When and where first attested. Subsequent changes in meaning and use.

COLLOCATIONS

Based on corpus data, occasionally supplemented by means of other sources.

EXAMPLES

Citations from corpora, with authors, titles and dates specified.

MULTI-WORD EXPRESSION

Phrases of different degree of idiomaticity, e.g. idioms, technical terms, proverbs, catch-phrases. In sum, units reproduced from memory rather than produced from their components.

DERIVATIVES

Both simple and compound, with additional information where needed.

 

Part IV. General discussion

GENERAL DISCUSSION

Unstructured field for comparative analysis, summary information, conclusions, etc.

REFERENCES

Bibliographical notes.

 

Source data

For Polish, the basic reference corpus used for investigation is the National Corpus of Polish, http://nkjp.pl. In particular, collocations are generated by means of the PELCRA search-engine, word frequencies are measured against the corpus data, and the majority of illustrative examples come from the corpus. Other sources are mentioned at the end of particular articles.
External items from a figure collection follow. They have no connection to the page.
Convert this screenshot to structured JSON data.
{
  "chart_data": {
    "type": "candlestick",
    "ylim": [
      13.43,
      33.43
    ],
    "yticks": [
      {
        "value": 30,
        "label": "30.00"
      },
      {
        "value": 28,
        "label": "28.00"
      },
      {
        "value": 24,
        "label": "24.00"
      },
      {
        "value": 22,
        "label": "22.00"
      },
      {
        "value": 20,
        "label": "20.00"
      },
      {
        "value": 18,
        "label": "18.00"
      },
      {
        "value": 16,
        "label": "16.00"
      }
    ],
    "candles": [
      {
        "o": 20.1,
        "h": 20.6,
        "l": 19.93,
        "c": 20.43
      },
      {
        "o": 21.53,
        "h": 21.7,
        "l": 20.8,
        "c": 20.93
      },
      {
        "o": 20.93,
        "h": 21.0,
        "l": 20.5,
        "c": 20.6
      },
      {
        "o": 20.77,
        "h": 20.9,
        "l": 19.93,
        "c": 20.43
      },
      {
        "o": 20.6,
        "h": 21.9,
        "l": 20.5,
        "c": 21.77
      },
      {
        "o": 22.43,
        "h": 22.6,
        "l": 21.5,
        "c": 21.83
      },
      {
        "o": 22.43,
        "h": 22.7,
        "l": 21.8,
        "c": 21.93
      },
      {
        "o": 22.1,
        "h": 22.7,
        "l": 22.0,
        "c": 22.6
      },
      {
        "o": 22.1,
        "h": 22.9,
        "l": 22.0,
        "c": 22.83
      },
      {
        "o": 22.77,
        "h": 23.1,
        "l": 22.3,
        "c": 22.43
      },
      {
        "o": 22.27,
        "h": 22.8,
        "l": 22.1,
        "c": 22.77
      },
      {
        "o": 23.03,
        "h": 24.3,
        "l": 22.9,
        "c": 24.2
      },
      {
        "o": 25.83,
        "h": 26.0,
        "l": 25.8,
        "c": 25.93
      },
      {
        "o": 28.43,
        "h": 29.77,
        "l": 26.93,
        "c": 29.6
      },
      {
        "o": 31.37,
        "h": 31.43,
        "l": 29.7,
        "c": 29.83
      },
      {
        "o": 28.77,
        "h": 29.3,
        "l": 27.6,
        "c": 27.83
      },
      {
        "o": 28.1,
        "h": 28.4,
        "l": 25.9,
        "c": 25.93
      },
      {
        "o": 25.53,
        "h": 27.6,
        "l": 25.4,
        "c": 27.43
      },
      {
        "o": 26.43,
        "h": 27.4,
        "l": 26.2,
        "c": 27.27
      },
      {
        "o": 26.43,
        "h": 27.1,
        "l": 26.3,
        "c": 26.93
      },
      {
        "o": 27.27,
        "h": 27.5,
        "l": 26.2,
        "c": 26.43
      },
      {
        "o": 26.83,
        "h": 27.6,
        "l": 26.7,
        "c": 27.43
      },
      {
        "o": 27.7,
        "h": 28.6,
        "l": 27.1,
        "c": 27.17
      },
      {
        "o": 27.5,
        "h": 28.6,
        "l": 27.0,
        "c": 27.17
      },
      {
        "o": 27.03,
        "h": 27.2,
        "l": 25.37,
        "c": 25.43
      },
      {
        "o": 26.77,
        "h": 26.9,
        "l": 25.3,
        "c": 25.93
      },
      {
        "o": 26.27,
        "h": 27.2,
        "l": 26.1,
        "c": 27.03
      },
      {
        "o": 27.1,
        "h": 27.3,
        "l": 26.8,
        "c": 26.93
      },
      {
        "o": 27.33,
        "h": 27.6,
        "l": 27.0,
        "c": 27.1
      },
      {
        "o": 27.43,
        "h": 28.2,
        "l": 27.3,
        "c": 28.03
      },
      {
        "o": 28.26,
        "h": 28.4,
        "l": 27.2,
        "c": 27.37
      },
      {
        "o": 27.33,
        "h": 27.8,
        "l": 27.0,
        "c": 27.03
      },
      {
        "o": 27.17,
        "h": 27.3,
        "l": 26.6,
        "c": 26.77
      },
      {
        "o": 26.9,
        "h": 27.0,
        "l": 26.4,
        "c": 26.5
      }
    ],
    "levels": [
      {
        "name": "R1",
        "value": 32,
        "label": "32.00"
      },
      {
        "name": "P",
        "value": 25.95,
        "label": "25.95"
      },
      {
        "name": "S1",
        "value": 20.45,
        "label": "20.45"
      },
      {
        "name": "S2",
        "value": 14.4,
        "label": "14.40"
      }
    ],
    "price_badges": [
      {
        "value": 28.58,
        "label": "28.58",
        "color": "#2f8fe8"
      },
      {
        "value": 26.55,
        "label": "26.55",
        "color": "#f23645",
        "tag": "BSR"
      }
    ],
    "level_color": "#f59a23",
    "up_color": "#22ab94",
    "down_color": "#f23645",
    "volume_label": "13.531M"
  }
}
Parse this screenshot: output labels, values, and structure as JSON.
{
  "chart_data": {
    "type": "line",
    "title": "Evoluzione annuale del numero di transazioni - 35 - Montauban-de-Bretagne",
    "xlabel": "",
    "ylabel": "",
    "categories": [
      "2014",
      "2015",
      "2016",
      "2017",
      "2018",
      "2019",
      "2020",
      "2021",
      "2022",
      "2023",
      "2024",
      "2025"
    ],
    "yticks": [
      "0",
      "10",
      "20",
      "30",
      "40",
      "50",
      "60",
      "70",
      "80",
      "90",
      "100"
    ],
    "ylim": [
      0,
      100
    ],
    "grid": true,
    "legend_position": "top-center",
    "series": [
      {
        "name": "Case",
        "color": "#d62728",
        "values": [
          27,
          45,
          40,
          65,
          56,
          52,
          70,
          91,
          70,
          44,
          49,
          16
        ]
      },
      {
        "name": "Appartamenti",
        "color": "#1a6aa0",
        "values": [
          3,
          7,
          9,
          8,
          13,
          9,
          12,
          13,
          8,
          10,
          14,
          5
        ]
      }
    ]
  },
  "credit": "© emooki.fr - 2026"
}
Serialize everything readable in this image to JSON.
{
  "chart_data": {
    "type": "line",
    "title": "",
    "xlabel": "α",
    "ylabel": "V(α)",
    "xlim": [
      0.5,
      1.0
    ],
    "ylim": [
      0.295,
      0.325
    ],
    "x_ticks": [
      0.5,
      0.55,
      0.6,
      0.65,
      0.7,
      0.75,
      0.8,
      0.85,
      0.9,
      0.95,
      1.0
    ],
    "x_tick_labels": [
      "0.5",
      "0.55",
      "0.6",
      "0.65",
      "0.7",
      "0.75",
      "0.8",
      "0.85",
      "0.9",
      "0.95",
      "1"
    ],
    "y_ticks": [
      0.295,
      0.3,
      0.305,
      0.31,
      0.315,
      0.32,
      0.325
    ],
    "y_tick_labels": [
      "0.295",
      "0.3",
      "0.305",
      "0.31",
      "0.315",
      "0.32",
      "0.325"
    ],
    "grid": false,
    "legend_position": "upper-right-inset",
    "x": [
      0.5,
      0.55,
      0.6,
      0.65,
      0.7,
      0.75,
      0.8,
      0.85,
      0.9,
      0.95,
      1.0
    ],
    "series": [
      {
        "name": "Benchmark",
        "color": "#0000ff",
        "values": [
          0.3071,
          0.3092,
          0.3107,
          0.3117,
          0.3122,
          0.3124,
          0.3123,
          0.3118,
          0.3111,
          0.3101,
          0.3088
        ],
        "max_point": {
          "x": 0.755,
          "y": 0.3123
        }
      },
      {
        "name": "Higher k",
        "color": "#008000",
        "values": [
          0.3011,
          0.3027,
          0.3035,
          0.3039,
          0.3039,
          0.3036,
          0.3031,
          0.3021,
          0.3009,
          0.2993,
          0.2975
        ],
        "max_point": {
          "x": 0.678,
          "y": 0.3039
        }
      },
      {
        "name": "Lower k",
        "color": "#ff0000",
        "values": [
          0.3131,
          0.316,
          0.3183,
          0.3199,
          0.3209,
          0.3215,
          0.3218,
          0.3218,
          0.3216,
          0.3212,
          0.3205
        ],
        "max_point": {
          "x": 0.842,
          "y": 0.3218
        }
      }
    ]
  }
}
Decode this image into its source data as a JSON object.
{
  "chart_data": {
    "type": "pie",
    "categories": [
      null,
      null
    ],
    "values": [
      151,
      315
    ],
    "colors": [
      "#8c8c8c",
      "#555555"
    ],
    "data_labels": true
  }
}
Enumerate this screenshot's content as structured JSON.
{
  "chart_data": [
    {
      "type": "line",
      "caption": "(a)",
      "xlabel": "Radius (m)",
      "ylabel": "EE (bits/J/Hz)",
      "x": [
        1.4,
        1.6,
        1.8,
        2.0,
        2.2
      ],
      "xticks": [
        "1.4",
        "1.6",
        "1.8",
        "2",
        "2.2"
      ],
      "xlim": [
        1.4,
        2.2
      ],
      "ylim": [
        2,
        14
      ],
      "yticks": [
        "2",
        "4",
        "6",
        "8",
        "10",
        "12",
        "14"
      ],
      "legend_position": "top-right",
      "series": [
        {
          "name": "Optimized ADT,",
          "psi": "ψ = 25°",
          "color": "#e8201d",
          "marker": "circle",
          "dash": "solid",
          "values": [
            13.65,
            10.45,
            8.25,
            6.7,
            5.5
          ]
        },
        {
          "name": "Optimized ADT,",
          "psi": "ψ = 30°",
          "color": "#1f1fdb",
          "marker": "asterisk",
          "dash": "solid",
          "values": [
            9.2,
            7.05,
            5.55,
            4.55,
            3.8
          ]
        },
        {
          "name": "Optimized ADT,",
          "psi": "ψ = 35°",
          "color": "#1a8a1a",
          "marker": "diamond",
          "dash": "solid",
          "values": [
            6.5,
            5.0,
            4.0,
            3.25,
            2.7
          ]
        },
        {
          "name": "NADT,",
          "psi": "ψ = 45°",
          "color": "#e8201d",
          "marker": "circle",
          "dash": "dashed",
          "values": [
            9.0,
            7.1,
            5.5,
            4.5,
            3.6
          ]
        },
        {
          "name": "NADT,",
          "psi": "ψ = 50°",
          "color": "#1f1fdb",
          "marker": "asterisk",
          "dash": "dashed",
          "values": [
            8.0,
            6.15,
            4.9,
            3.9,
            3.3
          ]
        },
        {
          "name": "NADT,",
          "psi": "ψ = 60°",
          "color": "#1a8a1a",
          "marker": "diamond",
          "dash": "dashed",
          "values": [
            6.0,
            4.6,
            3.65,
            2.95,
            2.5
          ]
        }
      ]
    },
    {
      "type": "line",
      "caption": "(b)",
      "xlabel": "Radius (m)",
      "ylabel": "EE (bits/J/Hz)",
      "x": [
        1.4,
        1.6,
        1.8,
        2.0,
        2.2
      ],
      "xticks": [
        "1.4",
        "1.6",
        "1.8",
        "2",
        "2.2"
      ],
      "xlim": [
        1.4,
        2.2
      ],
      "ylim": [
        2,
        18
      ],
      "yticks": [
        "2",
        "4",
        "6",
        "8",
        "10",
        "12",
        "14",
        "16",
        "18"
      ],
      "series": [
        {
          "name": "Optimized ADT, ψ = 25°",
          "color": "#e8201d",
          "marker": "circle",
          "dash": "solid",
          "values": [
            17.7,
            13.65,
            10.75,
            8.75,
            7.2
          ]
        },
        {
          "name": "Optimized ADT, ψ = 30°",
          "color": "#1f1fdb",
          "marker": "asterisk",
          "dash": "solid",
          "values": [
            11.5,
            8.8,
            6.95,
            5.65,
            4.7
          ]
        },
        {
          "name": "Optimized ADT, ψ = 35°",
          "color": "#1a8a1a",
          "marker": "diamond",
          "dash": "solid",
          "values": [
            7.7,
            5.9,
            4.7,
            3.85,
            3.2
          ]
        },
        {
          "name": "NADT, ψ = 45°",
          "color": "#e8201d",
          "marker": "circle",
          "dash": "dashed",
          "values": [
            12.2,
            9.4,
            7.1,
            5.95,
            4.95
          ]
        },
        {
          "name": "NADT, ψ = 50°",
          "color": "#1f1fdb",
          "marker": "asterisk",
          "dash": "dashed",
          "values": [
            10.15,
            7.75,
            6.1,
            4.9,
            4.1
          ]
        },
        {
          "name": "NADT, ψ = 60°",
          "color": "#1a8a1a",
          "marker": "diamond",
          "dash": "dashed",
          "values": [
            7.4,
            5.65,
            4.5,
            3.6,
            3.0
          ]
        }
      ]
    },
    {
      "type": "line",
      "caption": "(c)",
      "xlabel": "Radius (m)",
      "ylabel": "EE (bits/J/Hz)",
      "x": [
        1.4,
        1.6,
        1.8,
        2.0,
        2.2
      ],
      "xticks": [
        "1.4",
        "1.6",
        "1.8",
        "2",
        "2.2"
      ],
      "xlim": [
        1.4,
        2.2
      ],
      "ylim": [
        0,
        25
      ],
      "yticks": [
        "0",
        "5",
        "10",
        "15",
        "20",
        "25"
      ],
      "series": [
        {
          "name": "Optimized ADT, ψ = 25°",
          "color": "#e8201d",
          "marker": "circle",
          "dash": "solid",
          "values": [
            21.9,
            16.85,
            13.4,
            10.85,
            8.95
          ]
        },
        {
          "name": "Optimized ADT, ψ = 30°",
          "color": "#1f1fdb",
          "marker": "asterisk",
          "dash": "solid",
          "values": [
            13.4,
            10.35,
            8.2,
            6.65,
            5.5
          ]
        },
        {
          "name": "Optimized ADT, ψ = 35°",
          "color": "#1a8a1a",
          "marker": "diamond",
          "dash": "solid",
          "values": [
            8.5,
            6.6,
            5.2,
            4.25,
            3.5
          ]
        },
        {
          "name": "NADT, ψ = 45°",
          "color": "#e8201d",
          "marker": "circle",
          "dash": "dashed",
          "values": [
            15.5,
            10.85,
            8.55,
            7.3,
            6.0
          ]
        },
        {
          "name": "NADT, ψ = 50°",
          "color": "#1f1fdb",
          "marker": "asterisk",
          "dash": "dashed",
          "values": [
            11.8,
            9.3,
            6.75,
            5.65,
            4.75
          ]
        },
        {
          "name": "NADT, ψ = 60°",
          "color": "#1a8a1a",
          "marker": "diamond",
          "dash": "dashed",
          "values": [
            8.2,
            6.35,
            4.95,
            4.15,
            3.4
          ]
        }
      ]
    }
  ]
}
For Czech, the main source of data is the Czech National Corpus, http://www.korpus.cz. Collocations come from the concordance lists, supplemented with examples from dictionaries listed in the bibliography and possibly from other sources. Word frequencies are measured against the corpus data (particularly with usage of the SYN corpus). Supplementary sources are listed at the end of particular articles.